Desvio biliopancreático (BPD)
O BPD foi desenvolvido por Scopinaro nos anos 1970 [40, 41] e, como no pRYGB, separa o trânsito alimentar das secreções digestivas enquanto contorna o duodeno. Internacionalmente, o BPD é considerado o procedimento padrão, mas em termos de números não ganhou aceitação real na Alemanha.
A meta-análise de Panuzi et al. mostrou que de todos os procedimentos cirúrgicos bariátricos, este procedimento cirúrgico malabsortivo tem as taxas de remissão mais altas em diabetes tipo 2 preexistente[16]. A remissão do diabetes foi alcançada em 89% dos pacientes após BPD, em 77% dos pacientes após pRYGB e em 60% dos pacientes após SG. Resultados semelhantes também foram relatados por Müller-Stich et al. e Mingrone et al. [12, 42]. O mesmo se aplica à perda de peso excessivo, mas não há dados de alta qualidade disponíveis sobre esse aspecto.
Na meta-análise de Panunzi et al., a mortalidade perioperatória foi relatada como 0,8% para BPD. O BPD baseia-se principalmente no princípio da malabsorção com fezes extremamente gordurosas, o que inevitavelmente leva à absorção reduzida de nutrientes, como vitaminas lipossolúveis. Vários estudos relataram uma diminuição significativa nos níveis de vitamina A e E em até 40% dos pacientes. A deficiência de vitamina D é observada em até 61% dos casos após BPD, deficiência de ferro e ferritina em até 16% e deficiência de zinco em 40%-68% [43]. Em uma revisão sistemática de Rodriguez-Carmona et al., demonstrou-se que a densidade óssea pode diminuir significativamente após BPD, representando um risco considerável de fraturas espontâneas [44].
Procedimentos cirúrgicos malabsortivos também resultam em absorção restrita e eficácia reduzida de medicamentos relevantes para a terapia [45].

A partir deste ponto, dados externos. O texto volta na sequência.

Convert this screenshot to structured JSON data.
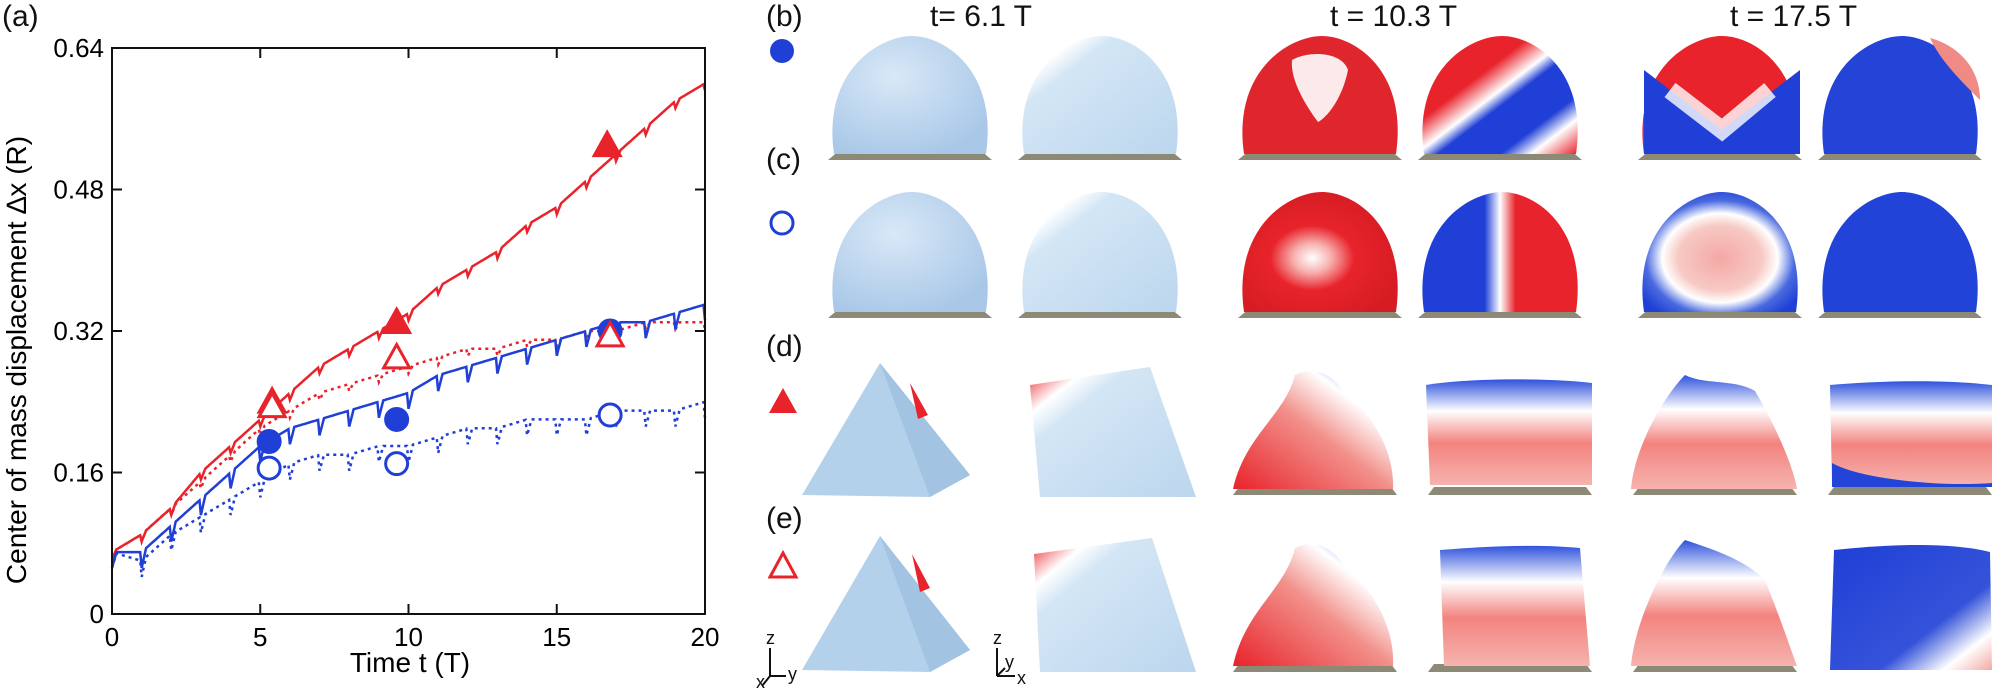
{
  "panels": {
    "a": "(a)",
    "b": "(b)",
    "c": "(c)",
    "d": "(d)",
    "e": "(e)"
  },
  "time_headers": [
    "t= 6.1 T",
    "t = 10.3 T",
    "t = 17.5 T"
  ],
  "axes_glyphs": {
    "left": {
      "z": "z",
      "x": "x",
      "y": "y"
    },
    "right": {
      "z": "z",
      "y": "y",
      "x": "x"
    }
  },
  "colors": {
    "red": "#e8232b",
    "blue": "#1f3fd6",
    "light_blue": "#b7d3ee",
    "floor": "#8c8a76"
  },
  "markers": {
    "b": "filled-blue-circle",
    "c": "open-blue-circle",
    "d": "filled-red-triangle",
    "e": "open-red-triangle"
  },
  "chart_data": {
    "type": "line",
    "xlabel": "Time t (T)",
    "ylabel": "Center of mass displacement ∆x (R)",
    "xlim": [
      0,
      20
    ],
    "ylim": [
      0,
      0.64
    ],
    "xticks": [
      "0",
      "5",
      "10",
      "15",
      "20"
    ],
    "yticks": [
      "0",
      "0.16",
      "0.32",
      "0.48",
      "0.64"
    ],
    "series": [
      {
        "style": "solid-red",
        "x": [
          0,
          1,
          2,
          3,
          4,
          5,
          6,
          7,
          8,
          9,
          10,
          11,
          12,
          13,
          14,
          15,
          16,
          17,
          18,
          19,
          20
        ],
        "values": [
          0.07,
          0.09,
          0.12,
          0.16,
          0.19,
          0.22,
          0.25,
          0.28,
          0.3,
          0.32,
          0.34,
          0.37,
          0.39,
          0.41,
          0.44,
          0.46,
          0.49,
          0.52,
          0.55,
          0.58,
          0.6
        ]
      },
      {
        "style": "dotted-red",
        "x": [
          0,
          1,
          2,
          3,
          4,
          5,
          6,
          7,
          8,
          9,
          10,
          11,
          12,
          13,
          14,
          15,
          16,
          17,
          18,
          19,
          20
        ],
        "values": [
          0.07,
          0.09,
          0.12,
          0.15,
          0.18,
          0.21,
          0.23,
          0.25,
          0.26,
          0.27,
          0.28,
          0.29,
          0.3,
          0.3,
          0.31,
          0.31,
          0.32,
          0.32,
          0.33,
          0.33,
          0.33
        ]
      },
      {
        "style": "solid-blue",
        "x": [
          0,
          1,
          2,
          3,
          4,
          5,
          6,
          7,
          8,
          9,
          10,
          11,
          12,
          13,
          14,
          15,
          16,
          17,
          18,
          19,
          20
        ],
        "values": [
          0.07,
          0.07,
          0.1,
          0.13,
          0.16,
          0.19,
          0.21,
          0.22,
          0.23,
          0.24,
          0.25,
          0.27,
          0.28,
          0.29,
          0.3,
          0.31,
          0.32,
          0.33,
          0.33,
          0.34,
          0.35
        ]
      },
      {
        "style": "dotted-blue",
        "x": [
          0,
          1,
          2,
          3,
          4,
          5,
          6,
          7,
          8,
          9,
          10,
          11,
          12,
          13,
          14,
          15,
          16,
          17,
          18,
          19,
          20
        ],
        "values": [
          0.07,
          0.06,
          0.09,
          0.11,
          0.13,
          0.15,
          0.17,
          0.18,
          0.18,
          0.19,
          0.19,
          0.2,
          0.21,
          0.21,
          0.22,
          0.22,
          0.22,
          0.23,
          0.23,
          0.23,
          0.24
        ]
      }
    ],
    "points": [
      {
        "marker": "filled-blue-circle",
        "x": 5.3,
        "y": 0.195
      },
      {
        "marker": "filled-blue-circle",
        "x": 9.6,
        "y": 0.22
      },
      {
        "marker": "filled-blue-circle",
        "x": 16.8,
        "y": 0.32
      },
      {
        "marker": "open-blue-circle",
        "x": 5.3,
        "y": 0.165
      },
      {
        "marker": "open-blue-circle",
        "x": 9.6,
        "y": 0.17
      },
      {
        "marker": "open-blue-circle",
        "x": 16.8,
        "y": 0.225
      },
      {
        "marker": "filled-red-triangle",
        "x": 5.4,
        "y": 0.24
      },
      {
        "marker": "filled-red-triangle",
        "x": 9.6,
        "y": 0.33
      },
      {
        "marker": "filled-red-triangle",
        "x": 16.7,
        "y": 0.53
      },
      {
        "marker": "open-red-triangle",
        "x": 5.4,
        "y": 0.235
      },
      {
        "marker": "open-red-triangle",
        "x": 9.6,
        "y": 0.29
      },
      {
        "marker": "open-red-triangle",
        "x": 16.8,
        "y": 0.315
      }
    ]
  }
}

A taxa geral de complicações após desvio biliopancreático laparoscópico é de até 25% (falha na linha de grampeamento gástrico, falha no remanescente duodenal, hérnia incisional, estenose duodenojenunostomia) [46]. Em um estudo observacional retrospectivo, uma porcentagem significativamente maior de admissões em UTI pós-operatórias e casos de intubação orotraqueal (30,5%) foi identificada após BPD do que após bypass gástrico e gastrectomia em manga (12%). A mortalidade foi de 6% para BPD, enquanto nenhuma morte foi relatada para SG ou pRYGB [47].

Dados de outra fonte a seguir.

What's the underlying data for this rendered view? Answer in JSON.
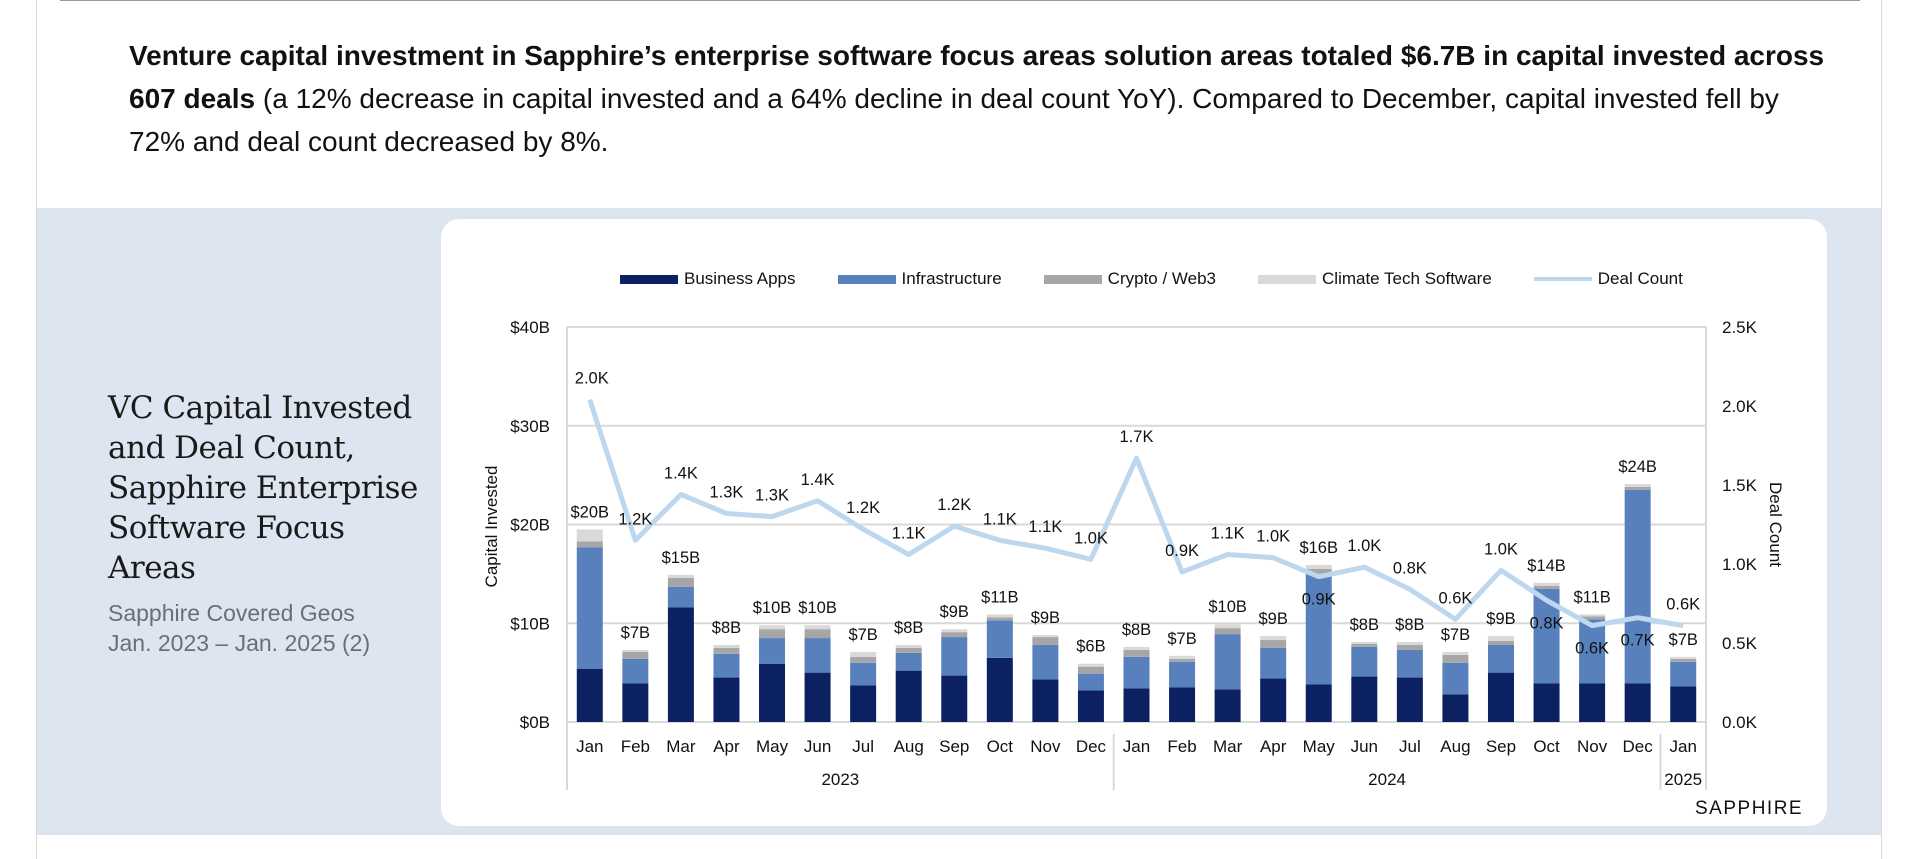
{
  "summary": {
    "bold": "Venture capital investment in Sapphire’s enterprise software focus areas solution areas totaled $6.7B in capital invested across 607 deals",
    "normal": " (a 12% decrease in capital invested and a 64% decline in deal count YoY). Compared to December, capital invested fell by 72% and deal count decreased by 8%."
  },
  "side": {
    "title": "VC Capital Invested and Deal Count, Sapphire Enterprise Software Focus Areas",
    "subtitle_line1": "Sapphire Covered Geos",
    "subtitle_line2": "Jan. 2023 – Jan. 2025 (2)"
  },
  "brand": "SAPPHIRE",
  "colors": {
    "business_apps": "#0b2161",
    "infrastructure": "#5880bd",
    "crypto": "#a6a6a6",
    "climate": "#d9d9d9",
    "deal_count": "#bdd7ee",
    "band": "#dde5f0"
  },
  "chart_data": {
    "type": "bar",
    "subtype": "stacked bar with secondary-axis line",
    "title": "VC Capital Invested and Deal Count, Sapphire Enterprise Software Focus Areas",
    "ylabel": "Capital Invested",
    "y2label": "Deal Count",
    "ylim": [
      0,
      40
    ],
    "y2lim": [
      0,
      2.5
    ],
    "yticks": [
      "$0B",
      "$10B",
      "$20B",
      "$30B",
      "$40B"
    ],
    "y2ticks": [
      "0.0K",
      "0.5K",
      "1.0K",
      "1.5K",
      "2.0K",
      "2.5K"
    ],
    "grid": true,
    "legend_position": "top",
    "legend": [
      "Business Apps",
      "Infrastructure",
      "Crypto / Web3",
      "Climate Tech Software",
      "Deal Count"
    ],
    "categories": [
      "Jan",
      "Feb",
      "Mar",
      "Apr",
      "May",
      "Jun",
      "Jul",
      "Aug",
      "Sep",
      "Oct",
      "Nov",
      "Dec",
      "Jan",
      "Feb",
      "Mar",
      "Apr",
      "May",
      "Jun",
      "Jul",
      "Aug",
      "Sep",
      "Oct",
      "Nov",
      "Dec",
      "Jan"
    ],
    "year_groups": [
      {
        "label": "2023",
        "count": 12
      },
      {
        "label": "2024",
        "count": 12
      },
      {
        "label": "2025",
        "count": 1
      }
    ],
    "series": [
      {
        "name": "Business Apps",
        "unit": "$B",
        "values": [
          5.4,
          3.9,
          11.6,
          4.5,
          5.9,
          5.0,
          3.7,
          5.2,
          4.7,
          6.5,
          4.3,
          3.2,
          3.4,
          3.5,
          3.3,
          4.4,
          3.8,
          4.6,
          4.5,
          2.8,
          5.0,
          3.9,
          3.9,
          3.9,
          3.6
        ]
      },
      {
        "name": "Infrastructure",
        "unit": "$B",
        "values": [
          12.3,
          2.5,
          2.1,
          2.4,
          2.6,
          3.5,
          2.3,
          1.8,
          3.9,
          3.8,
          3.5,
          1.7,
          3.2,
          2.6,
          5.6,
          3.1,
          11.2,
          3.0,
          2.8,
          3.2,
          2.8,
          9.6,
          6.5,
          19.6,
          2.5
        ]
      },
      {
        "name": "Crypto / Web3",
        "unit": "$B",
        "values": [
          0.6,
          0.7,
          0.9,
          0.6,
          0.9,
          0.9,
          0.6,
          0.5,
          0.5,
          0.3,
          0.8,
          0.7,
          0.7,
          0.3,
          0.6,
          0.8,
          0.5,
          0.3,
          0.5,
          0.8,
          0.4,
          0.3,
          0.3,
          0.3,
          0.3
        ]
      },
      {
        "name": "Climate Tech Software",
        "unit": "$B",
        "values": [
          1.2,
          0.2,
          0.3,
          0.3,
          0.4,
          0.4,
          0.5,
          0.3,
          0.3,
          0.3,
          0.2,
          0.3,
          0.3,
          0.3,
          0.4,
          0.4,
          0.4,
          0.2,
          0.3,
          0.3,
          0.5,
          0.3,
          0.2,
          0.3,
          0.2
        ]
      },
      {
        "name": "Deal Count",
        "unit": "K",
        "type": "line",
        "axis": "secondary",
        "values": [
          2.04,
          1.15,
          1.44,
          1.32,
          1.3,
          1.4,
          1.22,
          1.06,
          1.24,
          1.15,
          1.1,
          1.03,
          1.67,
          0.95,
          1.06,
          1.04,
          0.92,
          0.98,
          0.84,
          0.65,
          0.96,
          0.77,
          0.61,
          0.66,
          0.61
        ]
      }
    ],
    "total_labels": [
      "$20B",
      "$7B",
      "$15B",
      "$8B",
      "$10B",
      "$10B",
      "$7B",
      "$8B",
      "$9B",
      "$11B",
      "$9B",
      "$6B",
      "$8B",
      "$7B",
      "$10B",
      "$9B",
      "$16B",
      "$8B",
      "$8B",
      "$7B",
      "$9B",
      "$14B",
      "$11B",
      "$24B",
      "$7B"
    ],
    "deal_labels": [
      "2.0K",
      "1.2K",
      "1.4K",
      "1.3K",
      "1.3K",
      "1.4K",
      "1.2K",
      "1.1K",
      "1.2K",
      "1.1K",
      "1.1K",
      "1.0K",
      "1.7K",
      "0.9K",
      "1.1K",
      "1.0K",
      "0.9K",
      "1.0K",
      "0.8K",
      "0.6K",
      "1.0K",
      "0.8K",
      "0.6K",
      "0.7K",
      "0.6K"
    ],
    "deal_label_position": [
      "above",
      "above",
      "above",
      "above",
      "above",
      "above",
      "above",
      "above",
      "above",
      "above",
      "above",
      "above",
      "above",
      "above",
      "above",
      "above",
      "below",
      "above",
      "above",
      "above",
      "above",
      "below",
      "below",
      "below",
      "above"
    ]
  }
}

Desvio biliopancreático com switch duodenal (BPD/DS)
O BPD/DS é uma operação complexa que combina restrição (gastrectomia em manga) com malabsorção (reconstrução em Y-de-Roux pós-pilórica).
Foi realizado pela primeira vez em 1988 como uma operação aberta por Douglas Hess [48]. Devido aos bons resultados (perda de peso sustentada, alta taxa de remissão de diabetes tipo 2 preexistente), o procedimento se estabeleceu e foi realizado pela primeira vez como procedimento laparoscópico por Michael Gagner [49].
Enquanto isso, no entanto, o BPD/DS é raramente realizado em todo o mundo, representando no máximo 2% de todas as cirurgias bariátricas e procedimentos metabólicos [50]. O motivo para isso provavelmente é o aumento significativo na morbidade e mortalidade perioperatórias em comparação com outras intervenções, bem como sintomas de deficiência pós-operatórios, que devido à malabsorção pronunciada, podem ocorrer em uma alta porcentagem de casos apesar da terapia de reposição.